Endangered Species Chocolate
Your chocolate addiction is actually good for you, and now it’s good for the environment, too. The Endangered Species Chocolate company donates 10% of its net profits to an endangered species foundation. They’ve given over $1.4 million to organizations like Rainforest Trust and the Wildlife Conservation Network. Plus, their bars are non-GMO, high quality and fair trade.
Committed to being more eco-friendly this year? Check out these ten easy ways to go green in your kitchen.

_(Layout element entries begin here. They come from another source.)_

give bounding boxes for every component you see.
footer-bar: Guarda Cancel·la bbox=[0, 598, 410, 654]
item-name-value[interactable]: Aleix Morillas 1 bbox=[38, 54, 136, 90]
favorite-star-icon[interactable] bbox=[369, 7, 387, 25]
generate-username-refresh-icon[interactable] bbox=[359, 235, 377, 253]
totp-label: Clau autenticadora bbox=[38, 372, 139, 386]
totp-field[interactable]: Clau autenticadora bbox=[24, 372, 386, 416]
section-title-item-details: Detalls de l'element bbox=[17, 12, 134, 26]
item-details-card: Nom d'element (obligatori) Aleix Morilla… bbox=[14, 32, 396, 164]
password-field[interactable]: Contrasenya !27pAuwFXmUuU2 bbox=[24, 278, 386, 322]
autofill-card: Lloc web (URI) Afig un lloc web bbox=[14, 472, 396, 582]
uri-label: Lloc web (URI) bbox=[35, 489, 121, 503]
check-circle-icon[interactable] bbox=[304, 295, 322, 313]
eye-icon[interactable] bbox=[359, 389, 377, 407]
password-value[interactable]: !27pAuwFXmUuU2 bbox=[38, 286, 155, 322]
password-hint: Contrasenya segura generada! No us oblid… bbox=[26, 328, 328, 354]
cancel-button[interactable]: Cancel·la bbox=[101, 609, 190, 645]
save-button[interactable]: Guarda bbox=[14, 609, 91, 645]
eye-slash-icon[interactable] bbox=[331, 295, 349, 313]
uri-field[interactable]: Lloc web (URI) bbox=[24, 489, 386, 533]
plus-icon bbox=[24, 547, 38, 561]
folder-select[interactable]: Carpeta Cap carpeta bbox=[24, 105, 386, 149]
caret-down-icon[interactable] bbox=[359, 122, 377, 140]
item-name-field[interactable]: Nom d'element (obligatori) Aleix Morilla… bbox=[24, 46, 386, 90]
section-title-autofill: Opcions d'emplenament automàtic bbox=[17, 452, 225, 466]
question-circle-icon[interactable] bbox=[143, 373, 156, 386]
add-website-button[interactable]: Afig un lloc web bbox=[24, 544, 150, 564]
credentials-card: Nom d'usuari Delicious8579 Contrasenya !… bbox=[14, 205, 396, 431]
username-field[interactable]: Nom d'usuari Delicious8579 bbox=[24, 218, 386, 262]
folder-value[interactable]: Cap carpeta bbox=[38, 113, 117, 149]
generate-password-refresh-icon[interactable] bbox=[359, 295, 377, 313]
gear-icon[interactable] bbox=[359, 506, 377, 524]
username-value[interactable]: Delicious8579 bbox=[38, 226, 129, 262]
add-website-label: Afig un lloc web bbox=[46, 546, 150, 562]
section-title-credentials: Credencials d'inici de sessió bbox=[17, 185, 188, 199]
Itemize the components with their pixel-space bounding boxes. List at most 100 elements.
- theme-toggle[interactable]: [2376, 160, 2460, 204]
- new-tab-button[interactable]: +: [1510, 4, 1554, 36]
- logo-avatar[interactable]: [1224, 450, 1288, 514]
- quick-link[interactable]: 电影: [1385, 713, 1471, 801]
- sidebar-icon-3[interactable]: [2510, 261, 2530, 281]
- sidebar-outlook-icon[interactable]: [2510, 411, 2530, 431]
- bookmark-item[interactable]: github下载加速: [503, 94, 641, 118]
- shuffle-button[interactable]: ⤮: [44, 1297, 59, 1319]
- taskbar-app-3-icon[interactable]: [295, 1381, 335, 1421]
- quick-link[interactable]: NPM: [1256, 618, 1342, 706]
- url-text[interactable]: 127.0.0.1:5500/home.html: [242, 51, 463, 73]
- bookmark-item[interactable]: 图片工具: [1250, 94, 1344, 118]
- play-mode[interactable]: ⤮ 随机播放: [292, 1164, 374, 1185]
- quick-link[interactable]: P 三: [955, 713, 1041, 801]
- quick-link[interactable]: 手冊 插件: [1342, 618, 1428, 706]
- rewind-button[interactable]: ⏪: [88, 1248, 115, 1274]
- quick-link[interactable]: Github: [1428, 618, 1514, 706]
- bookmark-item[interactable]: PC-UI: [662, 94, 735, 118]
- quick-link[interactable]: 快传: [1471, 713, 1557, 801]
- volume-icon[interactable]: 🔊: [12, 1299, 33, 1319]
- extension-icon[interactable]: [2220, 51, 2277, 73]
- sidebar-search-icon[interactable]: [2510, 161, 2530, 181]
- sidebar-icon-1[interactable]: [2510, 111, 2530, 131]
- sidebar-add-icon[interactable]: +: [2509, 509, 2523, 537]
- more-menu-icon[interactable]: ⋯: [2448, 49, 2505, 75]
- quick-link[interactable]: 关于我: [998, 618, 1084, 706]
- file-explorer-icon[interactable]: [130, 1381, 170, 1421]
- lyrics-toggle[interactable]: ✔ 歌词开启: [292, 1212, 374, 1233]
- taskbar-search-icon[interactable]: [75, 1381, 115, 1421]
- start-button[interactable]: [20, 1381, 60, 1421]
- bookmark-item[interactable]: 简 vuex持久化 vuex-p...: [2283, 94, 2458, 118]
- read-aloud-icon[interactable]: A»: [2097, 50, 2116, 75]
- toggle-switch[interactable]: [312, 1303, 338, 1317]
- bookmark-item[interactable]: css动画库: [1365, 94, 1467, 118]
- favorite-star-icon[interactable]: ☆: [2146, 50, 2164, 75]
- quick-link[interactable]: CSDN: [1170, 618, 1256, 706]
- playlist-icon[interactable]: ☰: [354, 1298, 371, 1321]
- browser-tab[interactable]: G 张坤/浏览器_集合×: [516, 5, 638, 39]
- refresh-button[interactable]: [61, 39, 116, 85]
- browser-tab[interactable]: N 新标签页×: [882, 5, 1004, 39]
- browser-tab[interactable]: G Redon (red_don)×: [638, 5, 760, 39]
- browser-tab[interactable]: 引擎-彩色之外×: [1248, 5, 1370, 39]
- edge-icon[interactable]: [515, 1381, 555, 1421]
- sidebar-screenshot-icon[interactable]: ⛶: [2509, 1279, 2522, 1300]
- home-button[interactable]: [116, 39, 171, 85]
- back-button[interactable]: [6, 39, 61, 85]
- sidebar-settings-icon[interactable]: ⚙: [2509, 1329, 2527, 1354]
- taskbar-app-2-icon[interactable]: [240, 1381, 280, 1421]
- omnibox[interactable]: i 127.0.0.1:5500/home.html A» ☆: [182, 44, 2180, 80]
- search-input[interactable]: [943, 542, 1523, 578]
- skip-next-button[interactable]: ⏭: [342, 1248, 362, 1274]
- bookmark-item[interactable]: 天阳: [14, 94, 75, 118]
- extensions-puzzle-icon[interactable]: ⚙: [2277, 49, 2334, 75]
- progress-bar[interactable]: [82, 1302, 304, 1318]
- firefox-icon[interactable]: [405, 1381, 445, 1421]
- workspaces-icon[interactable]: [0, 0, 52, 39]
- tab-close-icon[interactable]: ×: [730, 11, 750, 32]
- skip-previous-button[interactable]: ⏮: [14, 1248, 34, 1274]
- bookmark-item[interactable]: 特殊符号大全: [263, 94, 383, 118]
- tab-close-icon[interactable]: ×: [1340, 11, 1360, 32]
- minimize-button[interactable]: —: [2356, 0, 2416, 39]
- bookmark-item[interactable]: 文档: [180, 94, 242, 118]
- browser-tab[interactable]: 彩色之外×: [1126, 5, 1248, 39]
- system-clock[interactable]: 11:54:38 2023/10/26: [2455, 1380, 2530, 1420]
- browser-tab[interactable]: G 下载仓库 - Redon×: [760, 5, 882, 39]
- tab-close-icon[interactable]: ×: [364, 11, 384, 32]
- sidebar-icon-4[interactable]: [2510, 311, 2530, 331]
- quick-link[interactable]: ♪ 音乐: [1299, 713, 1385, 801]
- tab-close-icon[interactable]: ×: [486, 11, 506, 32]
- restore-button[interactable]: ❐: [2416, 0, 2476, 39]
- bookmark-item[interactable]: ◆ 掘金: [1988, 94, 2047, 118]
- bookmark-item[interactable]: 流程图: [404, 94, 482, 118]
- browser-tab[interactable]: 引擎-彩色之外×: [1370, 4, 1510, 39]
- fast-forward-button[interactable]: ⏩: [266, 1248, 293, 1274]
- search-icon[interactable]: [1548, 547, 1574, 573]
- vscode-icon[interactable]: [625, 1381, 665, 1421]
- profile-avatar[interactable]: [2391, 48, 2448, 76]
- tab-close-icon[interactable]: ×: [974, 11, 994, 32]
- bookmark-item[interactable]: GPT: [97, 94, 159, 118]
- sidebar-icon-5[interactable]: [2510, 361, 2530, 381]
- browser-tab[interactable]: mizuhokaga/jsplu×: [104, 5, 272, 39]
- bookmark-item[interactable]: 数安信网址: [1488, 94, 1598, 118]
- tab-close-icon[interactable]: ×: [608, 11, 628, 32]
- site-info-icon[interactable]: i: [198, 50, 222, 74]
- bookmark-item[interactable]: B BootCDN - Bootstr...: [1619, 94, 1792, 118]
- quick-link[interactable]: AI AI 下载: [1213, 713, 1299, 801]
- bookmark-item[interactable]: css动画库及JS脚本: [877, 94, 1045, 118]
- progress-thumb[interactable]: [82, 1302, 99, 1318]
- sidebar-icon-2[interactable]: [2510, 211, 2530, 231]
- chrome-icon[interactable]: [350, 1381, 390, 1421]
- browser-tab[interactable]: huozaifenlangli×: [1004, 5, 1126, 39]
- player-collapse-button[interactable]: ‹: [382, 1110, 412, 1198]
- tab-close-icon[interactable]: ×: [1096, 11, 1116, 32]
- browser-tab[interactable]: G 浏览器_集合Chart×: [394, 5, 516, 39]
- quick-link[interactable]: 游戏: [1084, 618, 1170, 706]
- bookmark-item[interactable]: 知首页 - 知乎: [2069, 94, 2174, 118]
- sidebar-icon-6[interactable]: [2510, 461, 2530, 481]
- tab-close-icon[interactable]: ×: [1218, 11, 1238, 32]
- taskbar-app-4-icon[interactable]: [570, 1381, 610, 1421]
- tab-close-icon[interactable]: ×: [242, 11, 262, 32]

The all-organic, all-natural tea company Numi Tea started the H2OPE project after seeing how their turmeric farmers in Madagascar suffered from a lack of a clean water supply. Since the project’s inception, they’ve provided 23 wells across 13 villages in Madagascar, serving 4,000 people. They’ve taken the success of the operation to launch H2OPE in India, working with Women’s Earth Alliance to provide clean, sustainable drinking water to 6,500 people.
Dave’s Killer Bread
Dave’s Killer Bread operates under the motto “Buy a loaf, change a life.” That’s because the company was started to fund Second Chance Employment, which works to reduce the stigma of formerly incarcerated job candidates and to encourage hiring businesses to give these candidates a “second chance.” Of their 300 employees, one in three at Dave’s Killer Bread has faced criminal charges.
Love with Food
Love with Food is a snack-subscription service that delivers out healthy and high-quality snacks. They have paired with Feeding America, and with each box that’s sent out, a meal is donated to a family in need. Since 2012, they’ve donated over one million meals.